Сразу четыре журнала отдали свои страницы Корану: «Наука и религия», «Памир» (русский перевод), «Идель» (по-татарски), «Звезда востока» (тоже по-русски). И если о Ренане говорить бесполезно, потому что это уж точно не наследие, а факт научного плюсквамперфекта, то необходимость всех остальных публикаций в принципе не должна бы подвергаться сомнению. С чего же начинать восстановление полноты своего исторического бытия, как не с этого «пласта», не навязывая друг другу убеждений, но приобщаясь к сакральным истокам?

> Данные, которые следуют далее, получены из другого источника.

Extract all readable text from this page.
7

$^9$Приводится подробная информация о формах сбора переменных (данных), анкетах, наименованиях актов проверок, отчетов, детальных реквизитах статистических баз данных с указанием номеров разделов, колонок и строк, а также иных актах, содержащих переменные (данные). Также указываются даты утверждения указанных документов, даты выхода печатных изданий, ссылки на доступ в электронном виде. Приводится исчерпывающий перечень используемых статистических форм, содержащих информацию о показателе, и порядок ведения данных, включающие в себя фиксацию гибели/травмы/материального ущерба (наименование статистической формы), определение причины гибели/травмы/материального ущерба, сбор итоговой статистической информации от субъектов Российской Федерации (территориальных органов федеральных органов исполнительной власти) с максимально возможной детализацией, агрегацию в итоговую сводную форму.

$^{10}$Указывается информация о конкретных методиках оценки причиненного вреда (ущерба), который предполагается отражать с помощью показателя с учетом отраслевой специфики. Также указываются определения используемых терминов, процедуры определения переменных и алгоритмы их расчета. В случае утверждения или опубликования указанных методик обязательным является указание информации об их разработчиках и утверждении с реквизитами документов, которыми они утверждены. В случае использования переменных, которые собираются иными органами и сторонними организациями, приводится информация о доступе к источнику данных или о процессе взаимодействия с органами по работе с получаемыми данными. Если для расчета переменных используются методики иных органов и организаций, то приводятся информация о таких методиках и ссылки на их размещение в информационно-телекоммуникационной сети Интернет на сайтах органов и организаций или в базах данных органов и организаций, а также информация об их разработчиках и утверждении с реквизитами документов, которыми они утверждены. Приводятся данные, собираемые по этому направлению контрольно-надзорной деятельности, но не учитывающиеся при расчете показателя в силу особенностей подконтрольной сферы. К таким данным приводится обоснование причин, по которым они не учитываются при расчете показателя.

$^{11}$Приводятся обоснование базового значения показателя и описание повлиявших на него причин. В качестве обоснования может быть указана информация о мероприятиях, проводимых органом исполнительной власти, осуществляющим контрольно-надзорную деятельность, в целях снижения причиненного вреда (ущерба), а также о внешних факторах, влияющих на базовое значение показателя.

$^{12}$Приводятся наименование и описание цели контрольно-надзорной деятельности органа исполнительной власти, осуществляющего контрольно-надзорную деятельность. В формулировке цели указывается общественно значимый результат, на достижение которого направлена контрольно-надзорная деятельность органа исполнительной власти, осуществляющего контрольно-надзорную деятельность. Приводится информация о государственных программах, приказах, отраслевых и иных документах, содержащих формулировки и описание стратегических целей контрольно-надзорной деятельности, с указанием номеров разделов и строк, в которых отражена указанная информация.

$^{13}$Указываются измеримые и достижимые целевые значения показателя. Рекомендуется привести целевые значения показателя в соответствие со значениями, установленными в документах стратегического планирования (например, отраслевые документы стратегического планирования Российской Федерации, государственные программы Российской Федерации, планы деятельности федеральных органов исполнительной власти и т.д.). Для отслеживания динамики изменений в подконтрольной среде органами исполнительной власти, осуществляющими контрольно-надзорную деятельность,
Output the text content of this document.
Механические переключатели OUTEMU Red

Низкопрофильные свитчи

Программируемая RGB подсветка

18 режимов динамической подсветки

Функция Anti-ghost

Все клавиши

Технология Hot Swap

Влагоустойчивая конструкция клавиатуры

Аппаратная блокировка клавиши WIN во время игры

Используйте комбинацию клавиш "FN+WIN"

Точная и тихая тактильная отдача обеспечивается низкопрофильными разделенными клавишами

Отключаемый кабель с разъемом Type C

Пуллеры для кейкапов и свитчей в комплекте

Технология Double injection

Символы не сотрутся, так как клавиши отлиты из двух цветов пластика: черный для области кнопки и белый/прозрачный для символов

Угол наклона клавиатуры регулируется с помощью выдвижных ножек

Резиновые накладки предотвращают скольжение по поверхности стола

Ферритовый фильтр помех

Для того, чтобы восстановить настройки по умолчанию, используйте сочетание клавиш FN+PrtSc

Однако спросим себя: а на какой язык мы намерены заново переводить Писание? На язык очередей, на латинизированную ораторскую мешанину? Другого-то не знаем, не обучены. Когда о. Леонид в первой же главе Евангелия от Матфея (в его версии — «Евангелие Матфея», что полностью меняет смысл; евангелист из «записывателя» Богодуховенного текста превращается в автора) архаические формулы заменяет более понятными, им движут самые благородные просветительские помыслы, — но что выходит? Вместо «Иосиф (…у хотел тайно отпустить Ее (…)» — «Иосиф (…) решил тайно расторгнуть помолвку с нею». «Расторгнуть помолвку» звучит привычнее, чем «решил отпустить», но именно по этой причине не подходит. За словом выстраивается ряд ассоциаций, связанных с послехристианской эпохой, с Европой XIX века, с предреволюционной Россией, с Диккенсом и Боборыкиным,
И это всего лишь два слова! Мне труднее говорить о Коране, но и тут, по словам В. Г. Садура [63] , обиходная передача арабского слова через транслитерацию — «Аллах» — нарушает смысловое равновесие и основывается на том, что у мусульман другой, «неправильный» Бог — Аллах… Так что — как бы эти журнальные новации в сакральной сфере вместо желаемого примирения не принесли нам еще большего разделения. Естественно, я не зову, «чтоб зло пресечь, собрать все книги… да сжечь»; просто есть сферы, где лучше действовать осторожно. В конце концов, для экспериментальных переводов есть «Журнал Московской Патриархии», но, к сожалению, это едва ли не единственное периодическое издание, устоявшее пока перед натиском «наследия»…
63
См. сборник «На пути к свободе совести». М., «Прогресс», 1989, с. 416.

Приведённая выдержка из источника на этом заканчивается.